L’Europe est-elle hypocrite quand elle ne soutient pas l’indépendance catalane ou quand elle ne juge pas les actions du gouvernement espagnol ?

Qu’attend l’Europe pour réagir? Même parmi les politiques qui s’opposent généralement à l’ingérence européenne, l’exigence de plus d’Europe se fait sentir. L’Europe ne doit-elle pas intervenir d’urgence contre l’Espagne, qui a édicté un mandat d’arrêt international contre le ministre-président catalan Carles Puigdemont? Ne doit-elle pas porter un jugement sévère sur l’arrestation des huit conseillers ?

En Belgique, c’est surtout la N-VA qui l’affirme. Ainsi, Bart De Wever, Jan Jambon et Theo Francken s’interrogent ouvertement sur le fonctionnement de l’état de droit espagnol. « Si vous vous taisez à un moment où des politiques sont jetés en prison parce qu’ils font valoir leurs arguments, parce qu’ils ont une opinion, c’est simplement de la non-assistance à personne en danger », estime Bart De Wever. « On n’enferme pas de gens simplement parce qu’ils exercent leurs droits démocratiques. Cela ne se fait pas. Nulle part, et certainement pas dans l’UE. »

Le professeur en droit international Jan Wouters (KU Leuven) est dérangé par les critiques contre l’État de droit espagnol. « Puigdemont n’est pas poursuivi parce qu’il a une opinion politique », souligne-t-il. « Il est soupçonné d’infractions à la Constitution espagnole.
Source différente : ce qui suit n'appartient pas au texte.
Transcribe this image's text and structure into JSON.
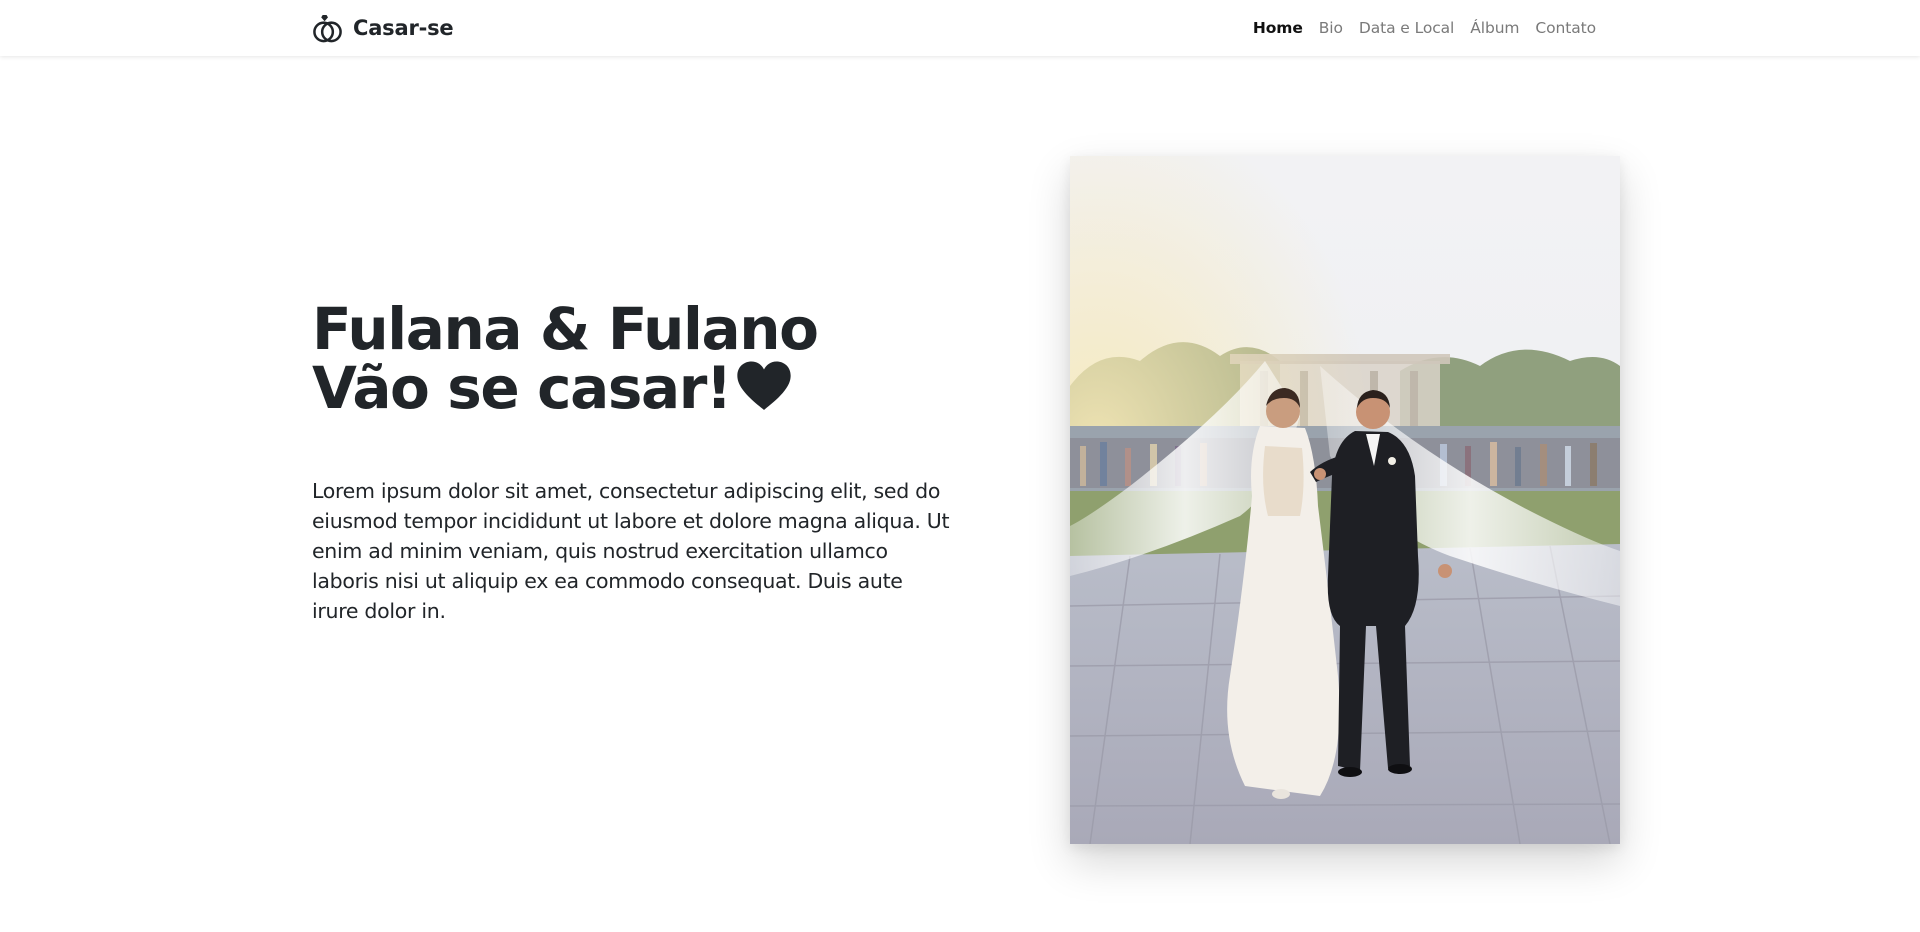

Il a fait des choses qui figurent dans le Code pénal espagnol et qui sont donc passibles d’une peine. » Wouters souligne aussi que, pour l’instant, Puigdemont n’a pas été condamné. « Nous partons trop facilement du principe que ces ministres voleront en prison pour trente ans. Je n’y crois pas un instant.  » Wouters conteste que la Justice espagnole soit politiquement motivée. « Je trouve extrêmement prématuré de crier avant même le procès que le montant de la peine est disproportionné et que l’Espagne n’est pas un État de droit. Il n’y a aucun fondement pour dire ça. Il y aura un procès que toute l’Europe suivra de très près. Je ne peux pas m’imaginer que dans un tel contexte les juges espagnols feront de la politique. Et en cas de condamnation, le gouvernement catalan pourra toujours se rendre devant la Cour européenne des Droits de l’homme. »

Yougoslavie

Cependant, les critiques contre l’Europe semblent d’une teneur différente, car l’Union européenne n’est-elle pas hypocrite d’ignorer la propension catalane à l’indépendance, alors que l’indépendance d’états tels que la Slovénie, la Croatie, le Monténégro ou le Kosovo a elle été reconnue ? Pourquoi cette indifférence face à la Catalogne ?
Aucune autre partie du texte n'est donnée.